Apartments Problem

CSES problem link: Apartments

I first sorted both the applicant and apartment arrays. For applicant x, I want to select the least apartment that is within the range [x-k, x+k]. I take the smallest apartment i because if I choose j > i, there will be at most the same number of ways to give apartments to the remaining applicants. Since applicant y > x has y-k > x-k, j could overlap with the range [y-x, y+k] and limit the possibilities for applicant y. So the smallest apartment within the range of x is optimal.

I implement this using two pointers, as follows.

int main()
    int n, m, k;
    cin >> n >> m >> k;
    vi a(n), b(m);
    F0R(i, n) cin >> a[i];
    F0R(i, m) cin >> b[i];
    sort(all(a)); //applicants
    sort(all(b)); //apartments
    int count = 0, j = 0;
    trav(i, a) {
      // starting from j, what is the first apartment that works?
      while (j < m && b[j] < i-k)
      if (j == m) break;
      if (j <= i+k) {
        j++; // apartment is sold, look for a new one
    cout << count << endl;

This gives a wrong answer on many test cases.

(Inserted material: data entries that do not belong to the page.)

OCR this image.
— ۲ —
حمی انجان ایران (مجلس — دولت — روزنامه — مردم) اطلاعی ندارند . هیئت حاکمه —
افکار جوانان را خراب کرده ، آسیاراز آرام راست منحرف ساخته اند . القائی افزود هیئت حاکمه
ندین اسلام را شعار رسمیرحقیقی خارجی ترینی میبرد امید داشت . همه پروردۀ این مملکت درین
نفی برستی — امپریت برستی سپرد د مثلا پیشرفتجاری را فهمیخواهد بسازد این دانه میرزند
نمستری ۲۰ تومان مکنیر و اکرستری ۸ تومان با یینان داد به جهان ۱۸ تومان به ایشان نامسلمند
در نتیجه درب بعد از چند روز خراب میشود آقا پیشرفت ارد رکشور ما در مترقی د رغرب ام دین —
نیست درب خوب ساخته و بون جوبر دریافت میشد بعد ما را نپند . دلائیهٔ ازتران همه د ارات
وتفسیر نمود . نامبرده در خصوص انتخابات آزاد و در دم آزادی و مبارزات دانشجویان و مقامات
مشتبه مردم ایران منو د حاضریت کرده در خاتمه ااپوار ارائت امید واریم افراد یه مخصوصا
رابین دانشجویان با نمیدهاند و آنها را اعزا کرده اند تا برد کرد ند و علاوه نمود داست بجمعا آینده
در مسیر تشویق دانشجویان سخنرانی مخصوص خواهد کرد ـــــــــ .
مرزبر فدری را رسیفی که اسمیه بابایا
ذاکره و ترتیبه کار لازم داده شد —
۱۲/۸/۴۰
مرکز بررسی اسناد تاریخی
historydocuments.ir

Since I am weak at greedy algorithms, I want to be able to think of greedy methods myself. Please do not reveal the approach to this problem, but please explain why my idea is wrong and how I might start over. To be clear, I would appreciate a nudge in the right direction, not a full thought process.

Your idea is correct but this line should be
if(b[j] <= i+k)

Thank you! What a silly mistake. I learned that I need to be more careful and write "index j and apartment b[j]" if necessary. While debugging, I will also look over my code carefully to spot errors such as replacing an index with the array value of that index. Thanks for helping me with this.